After two seven-hour days of negotiating, both sides are taking a much needed day off, because that’s what we all do after two days of work.
Berger reports that NBPA attorney Jeffrey Kessler said that the two sides did not discuss the most contentious issue, the division of Basketball-Related Income, and instead talked about system issues. NBPA president Derek Fisher, meanwhile, acknowledged that there were “still huge gaps” between the two sides, who decided to switch the discussion to individual system issues.
“Break down the mountain into separate pieces and tackle it one step at a time,” Fisher explained. “We weren’t going to be able to make major, sweeping progress on the entire economic and system at the same time. Maybe if we split them up and try to go at them one at a time … we can at least get some momentum and some progress going.”
USA Today reported that NBPA executive director Billy Hunter said the two sides were still “miles apart.”
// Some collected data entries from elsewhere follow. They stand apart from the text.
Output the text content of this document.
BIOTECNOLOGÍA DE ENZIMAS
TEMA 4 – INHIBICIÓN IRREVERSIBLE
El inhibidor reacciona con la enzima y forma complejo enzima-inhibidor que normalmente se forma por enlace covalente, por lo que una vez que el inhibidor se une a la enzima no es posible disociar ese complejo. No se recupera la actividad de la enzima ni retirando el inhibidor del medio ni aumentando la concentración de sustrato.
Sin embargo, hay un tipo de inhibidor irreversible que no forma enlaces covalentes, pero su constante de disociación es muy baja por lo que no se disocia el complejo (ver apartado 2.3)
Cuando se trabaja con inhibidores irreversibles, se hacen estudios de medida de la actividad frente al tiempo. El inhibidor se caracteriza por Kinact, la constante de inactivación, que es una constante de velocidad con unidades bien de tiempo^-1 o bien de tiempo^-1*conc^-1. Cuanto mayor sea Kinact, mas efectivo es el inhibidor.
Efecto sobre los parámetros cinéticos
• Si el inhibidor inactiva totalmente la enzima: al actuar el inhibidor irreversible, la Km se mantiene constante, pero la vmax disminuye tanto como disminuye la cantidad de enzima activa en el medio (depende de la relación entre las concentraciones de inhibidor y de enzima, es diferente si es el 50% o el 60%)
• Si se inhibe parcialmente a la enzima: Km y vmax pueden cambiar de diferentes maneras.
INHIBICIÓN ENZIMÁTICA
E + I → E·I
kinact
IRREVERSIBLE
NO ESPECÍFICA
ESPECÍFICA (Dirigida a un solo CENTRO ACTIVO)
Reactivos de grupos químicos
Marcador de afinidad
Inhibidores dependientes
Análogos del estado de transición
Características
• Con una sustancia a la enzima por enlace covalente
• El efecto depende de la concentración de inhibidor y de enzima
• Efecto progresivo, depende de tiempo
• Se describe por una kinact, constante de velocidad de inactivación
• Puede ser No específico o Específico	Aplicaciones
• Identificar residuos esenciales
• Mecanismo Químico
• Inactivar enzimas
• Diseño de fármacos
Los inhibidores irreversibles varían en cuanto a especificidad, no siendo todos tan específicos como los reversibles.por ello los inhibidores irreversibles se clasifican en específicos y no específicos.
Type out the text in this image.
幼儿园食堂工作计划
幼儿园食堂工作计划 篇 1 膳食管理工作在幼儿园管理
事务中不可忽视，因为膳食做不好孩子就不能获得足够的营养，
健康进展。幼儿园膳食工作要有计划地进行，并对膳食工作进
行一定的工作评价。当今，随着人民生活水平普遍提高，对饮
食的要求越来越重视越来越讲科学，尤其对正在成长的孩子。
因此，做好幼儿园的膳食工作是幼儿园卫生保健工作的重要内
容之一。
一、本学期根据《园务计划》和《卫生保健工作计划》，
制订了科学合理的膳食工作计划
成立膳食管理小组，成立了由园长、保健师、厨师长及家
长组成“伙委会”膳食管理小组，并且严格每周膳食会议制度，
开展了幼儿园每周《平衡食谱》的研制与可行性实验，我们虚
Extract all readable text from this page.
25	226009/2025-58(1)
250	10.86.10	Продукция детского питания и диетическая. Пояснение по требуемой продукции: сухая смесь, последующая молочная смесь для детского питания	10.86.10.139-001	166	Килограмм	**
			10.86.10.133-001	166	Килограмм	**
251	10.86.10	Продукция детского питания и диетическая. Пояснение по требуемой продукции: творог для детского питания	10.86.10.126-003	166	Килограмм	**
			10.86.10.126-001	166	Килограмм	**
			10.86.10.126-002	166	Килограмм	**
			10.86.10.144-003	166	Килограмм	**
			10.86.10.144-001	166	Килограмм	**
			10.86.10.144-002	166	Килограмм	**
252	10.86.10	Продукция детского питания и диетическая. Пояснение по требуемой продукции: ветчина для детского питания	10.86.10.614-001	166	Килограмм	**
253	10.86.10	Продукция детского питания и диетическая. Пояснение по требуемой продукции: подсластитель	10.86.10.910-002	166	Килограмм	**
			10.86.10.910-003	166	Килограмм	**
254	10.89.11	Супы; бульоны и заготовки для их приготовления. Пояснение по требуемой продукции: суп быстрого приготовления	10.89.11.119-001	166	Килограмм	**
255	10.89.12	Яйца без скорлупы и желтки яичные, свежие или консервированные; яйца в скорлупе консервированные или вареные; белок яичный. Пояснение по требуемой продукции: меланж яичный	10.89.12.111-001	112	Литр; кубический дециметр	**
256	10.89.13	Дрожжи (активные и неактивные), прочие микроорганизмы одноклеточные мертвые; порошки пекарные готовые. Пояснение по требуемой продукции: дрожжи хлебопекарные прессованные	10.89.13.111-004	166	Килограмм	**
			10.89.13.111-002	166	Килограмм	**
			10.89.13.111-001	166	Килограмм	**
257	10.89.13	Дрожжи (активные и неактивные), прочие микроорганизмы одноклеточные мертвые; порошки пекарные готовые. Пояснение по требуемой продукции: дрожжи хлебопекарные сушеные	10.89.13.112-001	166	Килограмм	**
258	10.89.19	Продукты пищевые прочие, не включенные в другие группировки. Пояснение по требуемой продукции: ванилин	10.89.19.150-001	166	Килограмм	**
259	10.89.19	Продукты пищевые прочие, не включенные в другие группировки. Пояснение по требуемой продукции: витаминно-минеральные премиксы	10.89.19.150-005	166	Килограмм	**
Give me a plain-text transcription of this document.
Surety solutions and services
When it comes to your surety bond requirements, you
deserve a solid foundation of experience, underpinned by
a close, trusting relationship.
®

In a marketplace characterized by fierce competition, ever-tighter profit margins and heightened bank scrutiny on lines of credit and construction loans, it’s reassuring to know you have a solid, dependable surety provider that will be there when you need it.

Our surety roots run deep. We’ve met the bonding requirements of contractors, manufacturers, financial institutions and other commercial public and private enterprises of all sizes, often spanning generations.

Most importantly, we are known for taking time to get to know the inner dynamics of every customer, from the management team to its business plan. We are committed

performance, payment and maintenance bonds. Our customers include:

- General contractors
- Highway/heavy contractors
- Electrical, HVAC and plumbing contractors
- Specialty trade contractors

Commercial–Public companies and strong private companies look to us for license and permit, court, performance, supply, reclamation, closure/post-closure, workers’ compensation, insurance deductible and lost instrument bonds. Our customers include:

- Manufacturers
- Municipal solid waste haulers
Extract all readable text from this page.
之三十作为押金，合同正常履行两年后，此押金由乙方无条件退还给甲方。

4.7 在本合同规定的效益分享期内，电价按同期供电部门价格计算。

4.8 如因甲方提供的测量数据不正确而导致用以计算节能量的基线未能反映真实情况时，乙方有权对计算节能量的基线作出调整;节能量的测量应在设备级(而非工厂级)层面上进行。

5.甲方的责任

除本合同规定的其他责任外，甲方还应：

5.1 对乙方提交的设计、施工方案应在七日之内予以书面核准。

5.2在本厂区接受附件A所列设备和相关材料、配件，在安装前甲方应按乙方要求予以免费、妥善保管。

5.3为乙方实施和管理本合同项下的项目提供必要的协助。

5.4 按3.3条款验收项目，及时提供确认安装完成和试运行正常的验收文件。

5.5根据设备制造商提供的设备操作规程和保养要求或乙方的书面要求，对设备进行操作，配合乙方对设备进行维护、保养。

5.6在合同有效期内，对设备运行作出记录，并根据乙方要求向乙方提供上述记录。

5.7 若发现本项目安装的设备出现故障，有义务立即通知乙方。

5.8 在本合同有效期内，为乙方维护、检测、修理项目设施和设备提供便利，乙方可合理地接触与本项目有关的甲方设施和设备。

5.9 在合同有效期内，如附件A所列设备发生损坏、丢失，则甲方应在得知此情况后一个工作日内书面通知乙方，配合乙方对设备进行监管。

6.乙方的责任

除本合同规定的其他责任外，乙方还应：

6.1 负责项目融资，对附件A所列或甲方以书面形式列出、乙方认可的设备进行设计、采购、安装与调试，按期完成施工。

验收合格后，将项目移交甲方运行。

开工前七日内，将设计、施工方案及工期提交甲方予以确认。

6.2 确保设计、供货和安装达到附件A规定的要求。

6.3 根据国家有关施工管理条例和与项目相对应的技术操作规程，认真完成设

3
I’m not going to dive into what this means or guessing what’s coming next. I’d have a better chance of guessing Lady Gaga’s next outfit (there’s my one pop culture mention for the month). There’s a lot of posturing going on and writing extensively about it would be fruitless. And they didn’t even talk about how to split revenues yesterday. Which means they spent seven hours talking about things other than money yesterday.
But the worst part is when you hear David Stern talk about how “exhausting” talks have been. The backlash was swift in the social media space as NBA bloggers and fans wondered why, at such a critical juncture, both sides would take any time away from the bargaining table. They’ll return tomorrow, but that’s a lost day, and the focus should be on getting this deal done.
In the meantime, money is being lost. The Oregonian, via PBT, reported merchandise sales will take a huge hit the longer this goes.
On one aspect, Cohen and Powell completely agreed: Apparel sales will be hammered by a lockout of almost any duration, a prediction that would be especially damaging to Adidas — the leagues official apparel provider. Look for 50 percent fewer sales of jerseys and other paraphernalia for the duration of the lockout, Powell said.
And if the lockout lingers, the NBA, Nike, Adidas and everyone else in the basketball business will see declining sales across the board because of declining interest, Cohen said.
In that event, Cohen said, “people arent playing as much, not thinking about it as much.”
I’ll quote Adrian Wojnarowski, who nailed this on the head:
That ties this whole thing up nicely. People are pissed that they’re not talking tomorrow, and pretty soon that apathy is going to lead to the inevitable huge decline in merchandise sales.
The NBA went out on such a high when Dallas beat Miami in June. But that popularity hasn’t had time to set yet. The glue is still wet, and the progress made last season won’t stick. Owners are waiting until regular season games are lost in an effort to beat the players. Ultimately, though, they’re going to lose because they’re killing their own product.